La grippe, pour en revenir à elle, a été au centre de ces échanges, tout d'abord en 2005 lors de la menace de la pandémie aviaire. Disant avoir été à l'époque particulièrement inquiet des conséquences possibles d'une telle épidémie, M. Dominique Dupagne a indiqué qu'il lui avait consacré sur son site un article qui en exposait les éventuelles incidences catastrophiques tout en relativisant la probabilité de sa survenue. Ses confrères avaient d'ailleurs alors brocardé son pessimisme jugé excessif.
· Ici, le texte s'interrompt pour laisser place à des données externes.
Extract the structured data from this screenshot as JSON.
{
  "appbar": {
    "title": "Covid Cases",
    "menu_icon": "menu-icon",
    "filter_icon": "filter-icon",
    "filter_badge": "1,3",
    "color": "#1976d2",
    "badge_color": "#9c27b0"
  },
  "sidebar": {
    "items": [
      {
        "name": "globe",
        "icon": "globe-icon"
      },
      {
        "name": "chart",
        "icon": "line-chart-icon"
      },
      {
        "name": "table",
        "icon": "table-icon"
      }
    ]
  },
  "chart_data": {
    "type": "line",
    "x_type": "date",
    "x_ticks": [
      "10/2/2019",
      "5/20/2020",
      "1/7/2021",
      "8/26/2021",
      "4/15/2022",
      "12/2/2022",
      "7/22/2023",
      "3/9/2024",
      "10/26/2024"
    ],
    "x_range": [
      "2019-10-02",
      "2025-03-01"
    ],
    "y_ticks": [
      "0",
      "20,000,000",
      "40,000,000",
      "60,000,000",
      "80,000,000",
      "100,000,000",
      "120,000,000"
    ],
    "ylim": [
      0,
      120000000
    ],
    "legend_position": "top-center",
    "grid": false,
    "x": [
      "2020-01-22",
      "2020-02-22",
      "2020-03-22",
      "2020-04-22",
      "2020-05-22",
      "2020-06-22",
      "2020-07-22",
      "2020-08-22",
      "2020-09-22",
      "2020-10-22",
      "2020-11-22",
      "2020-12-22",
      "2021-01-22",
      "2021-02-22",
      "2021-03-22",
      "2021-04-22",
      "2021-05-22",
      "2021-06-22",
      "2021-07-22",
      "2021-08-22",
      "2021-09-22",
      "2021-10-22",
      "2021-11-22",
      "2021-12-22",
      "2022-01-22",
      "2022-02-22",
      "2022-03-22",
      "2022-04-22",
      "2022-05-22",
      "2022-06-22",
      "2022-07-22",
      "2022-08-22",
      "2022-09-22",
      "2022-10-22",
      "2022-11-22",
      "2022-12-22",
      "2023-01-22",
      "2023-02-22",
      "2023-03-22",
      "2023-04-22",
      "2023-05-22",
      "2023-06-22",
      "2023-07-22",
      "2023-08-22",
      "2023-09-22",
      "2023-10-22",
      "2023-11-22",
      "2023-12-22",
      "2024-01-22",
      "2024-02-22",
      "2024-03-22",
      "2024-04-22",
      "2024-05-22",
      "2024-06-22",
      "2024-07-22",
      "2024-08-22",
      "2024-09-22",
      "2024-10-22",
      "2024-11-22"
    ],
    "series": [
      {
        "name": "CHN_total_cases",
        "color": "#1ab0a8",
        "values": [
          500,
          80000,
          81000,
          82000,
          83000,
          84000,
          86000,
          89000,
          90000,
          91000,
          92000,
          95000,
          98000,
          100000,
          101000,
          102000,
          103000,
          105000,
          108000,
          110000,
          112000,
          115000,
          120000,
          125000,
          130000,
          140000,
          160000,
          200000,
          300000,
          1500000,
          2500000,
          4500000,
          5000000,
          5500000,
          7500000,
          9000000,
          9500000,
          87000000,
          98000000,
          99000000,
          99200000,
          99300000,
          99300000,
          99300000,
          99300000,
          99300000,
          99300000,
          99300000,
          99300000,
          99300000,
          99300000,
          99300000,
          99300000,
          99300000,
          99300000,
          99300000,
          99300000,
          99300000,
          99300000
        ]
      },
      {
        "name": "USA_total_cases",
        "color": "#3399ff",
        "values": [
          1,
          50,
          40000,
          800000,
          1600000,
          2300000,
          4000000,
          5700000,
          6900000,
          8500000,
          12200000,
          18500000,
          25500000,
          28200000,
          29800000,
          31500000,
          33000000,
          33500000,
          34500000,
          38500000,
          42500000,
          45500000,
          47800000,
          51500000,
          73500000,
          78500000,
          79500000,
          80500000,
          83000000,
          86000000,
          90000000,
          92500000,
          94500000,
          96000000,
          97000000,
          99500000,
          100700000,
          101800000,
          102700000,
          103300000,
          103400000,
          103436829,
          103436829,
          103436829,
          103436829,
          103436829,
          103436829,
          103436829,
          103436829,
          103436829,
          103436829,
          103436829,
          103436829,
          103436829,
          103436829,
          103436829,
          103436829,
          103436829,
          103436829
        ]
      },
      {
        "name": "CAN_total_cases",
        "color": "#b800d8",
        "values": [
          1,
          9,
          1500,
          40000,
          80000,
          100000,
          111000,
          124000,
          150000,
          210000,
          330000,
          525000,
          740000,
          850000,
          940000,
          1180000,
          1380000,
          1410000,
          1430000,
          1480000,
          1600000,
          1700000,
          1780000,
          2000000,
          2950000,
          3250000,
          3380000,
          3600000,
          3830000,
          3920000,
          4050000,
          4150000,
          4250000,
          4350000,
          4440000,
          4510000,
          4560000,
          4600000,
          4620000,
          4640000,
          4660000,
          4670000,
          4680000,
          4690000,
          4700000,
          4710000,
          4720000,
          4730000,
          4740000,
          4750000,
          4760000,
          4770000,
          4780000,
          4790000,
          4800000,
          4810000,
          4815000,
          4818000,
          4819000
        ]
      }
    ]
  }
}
Lors de l'épidémie mexicaine, ces mêmes confrères se sont de nouveau tournés vers lui pour savoir s'il partageait l'inquiétude des autorités sanitaires. Mais une évidence s'est imposée très rapidement, dès le début du mois de juin : cette épidémie n'était pas une grippe aviaire. Sa bénignité dans une métropole de 20 millions d'habitants comme Mexico était incompatible avec une mortalité massive, surtout dans des pays dont les structures sanitaires sont plus évoluées que celles du Mexique.

C'est au milieu de l'été qu'est apparue une dichotomie entre un discours officiel catastrophiste et des évidences de terrain beaucoup plus rassurants. Plus les médecins de l'hémisphère Sud confirmaient, dans les espaces de discussion, que les choses étaient moins graves qu'on ne pensait, plus le gouvernement et les instances sanitaires augmentaient la pression et la peur, relayées par des médias étonnamment peu critiques.

C'est à ce moment que nos autorités, occupées à négocier d'importants contrats de vaccins, ont commencé à voir ce qu'elles croyaient au lieu de croire ce qui leur était donné de voir.

A partir de ce moment, Internet est devenu le lieu privilégié de diffusion de l'information critique et sourcée, tandis que le discours officiel et la presse diffusait des idées parfois fantaisistes. C'est alors que M. Dominique Dupagne a écrit sur son site un article de synthèse sur la vaccination antigrippale, reprenant la réflexion menée sur les listes de discussion de généralistes, et notamment Mglist, animée par un médecin réunionnais, le Dr Raybaud. Cet article, signé par 240 de ses confrères en quelques jours, est devenu une référence et a été lu 1 300 000 fois. M. Dominique Dupagne a précisé qu'il n'en était pas vraiment l'auteur : c'est un article collectif pour lequel il a joué en quelque sorte le rôle de rapporteur. Il a noté qu'une des raisons du succès de cet article était son absence de position au sujet de la vaccination : il exposait des faits et incitait les lecteurs à se faire leur propre opinion.

Dans le même temps, le pire et le meilleur foisonnaient sur Internet, auberge espagnole de l'information. Deux documents remis aux membres de la commission d'enquête en sont des exemples frappants.

Le premier est une page du site du laboratoire GSK consacrée à la grippe. On y apprend que la grippe asiatique de 1957 aurait fait 4 millions de morts aux Etats-Unis et la grippe de 1968, dite de Hong Kong, deux millions de victimes en France. Ces chiffres, mille fois supérieurs à la réalité, sont bien sûr faux. Mais ils sont restés sur le site du laboratoire pendant toute la campagne de vaccination.

Le second exemple, plus récent, éclaire bien la réflexion. Le laboratoire MSD propose aux médecins un site gratuit de formation médicale. Le mois dernier, un médecin, le Dr Fraslin, a découvert sur ce site une vidéo affirmant que la rougeole a fait 4850 morts en Europe en 2004, soit une mortalité de 16 %. La mortalité réelle - quatre morts - est plus de 1000 fois inférieure. Averti de son erreur, le site du fabricant de vaccins a maintenu ce chiffre absurde en s'appuyant sur un document ambigu de l'OMS démenti par d'autres documents émanant de la même organisation.

a conclu que ces exemples parlants démontrent que l'on est confronté à deux réalités indéniables, qu'illustre bien le cas de la grippe A (H1N1)v :

- la science est soluble dans l'industrie pharmaceutique, qui a sur elle un effet terrifiant : elle devient déliquescente à son contact ;

- en matière de vaccination, la France ne fonde pas ses stratégies sur l'information disponible mais fabrique l'information qui valide ces stratégies.